For $x > 0$, let $e(x)$ denote the expected number of steps in the chain until it reaches the origin assuming that $X_0 = x$. Find $e(1)$. (Hint: first consider the expected return time starting at the origin and write $e(1)$ in terms of this.)
My attempt: Note that $e(0)$ is $0$ as we have started at the origin and thus we will end up there in 0 steps. Note that for $x>0$, $$e(x) = 1 + \frac{3}{4}e(x-1) + \frac{1}{4}e(x+1) \quad(*)$$
So $$e(1) = 1 + \frac{3}{4}e(0) + \frac{1}{4}e(2)=1+\frac{1}{4}e(2)$$ But now I am not sure how to proceed. Is my expression in $(*)$ even correct?
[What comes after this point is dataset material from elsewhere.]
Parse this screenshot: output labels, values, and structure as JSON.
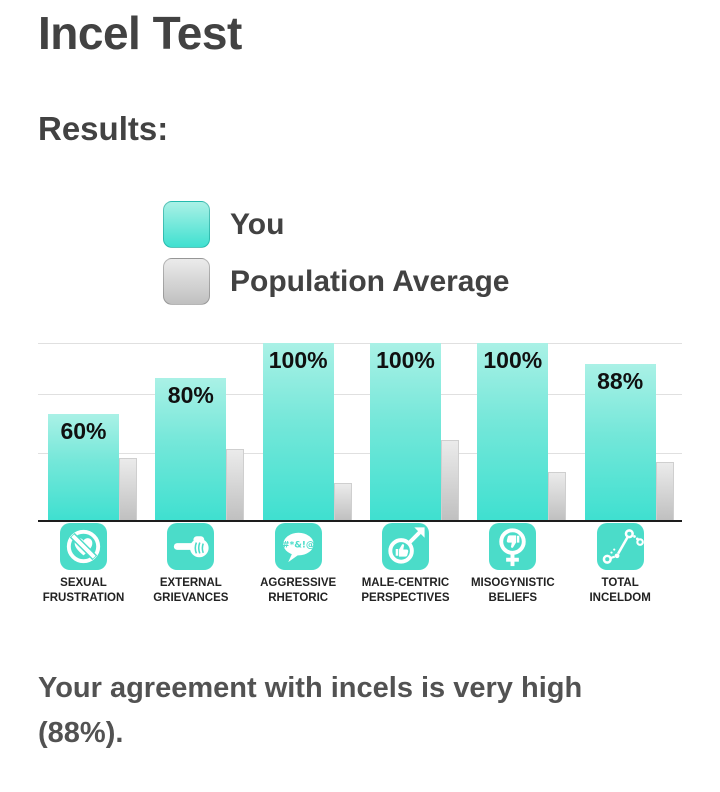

I think $(*)$ is a linear difference equation which I do not know how to solve.
Furthermore, I am also asked to find $e(x)$ for all $x>0$.
A standard approach for return time is that if $\pi$ is the limiting distribution, then the expected return time to state $i$, starting from $i$, is $\frac1{\pi_i}$.
Here, we can work out the limiting distribution $\pi$ with very little effort by observing that $\frac14 \pi_i = \frac34 \pi_{i+1}$ for all $i \ge 0$. (Here, $\frac14 \pi_i$ is the limiting rate of transitions from $i$ to $i+1$, $\frac34 \pi_{i+1}$ is the limiting rate of transitions from $i+1$ to $i$, and these transitions must alternate so their rates are equal.)
Once we've done that, we know $e(0)$. By looking at where the first step from $0$ goes (either back to $0$, in which case we return in $1$ step, or to $1$, in which case we return in $1 + e(1)$ steps on average) we can solve for $e(1)$.
Finally, you can argue that the expected time to go from $i$ to $i-1$ is the same for all $i$, which should let you conclude that $e(x) = x \cdot e(1)$.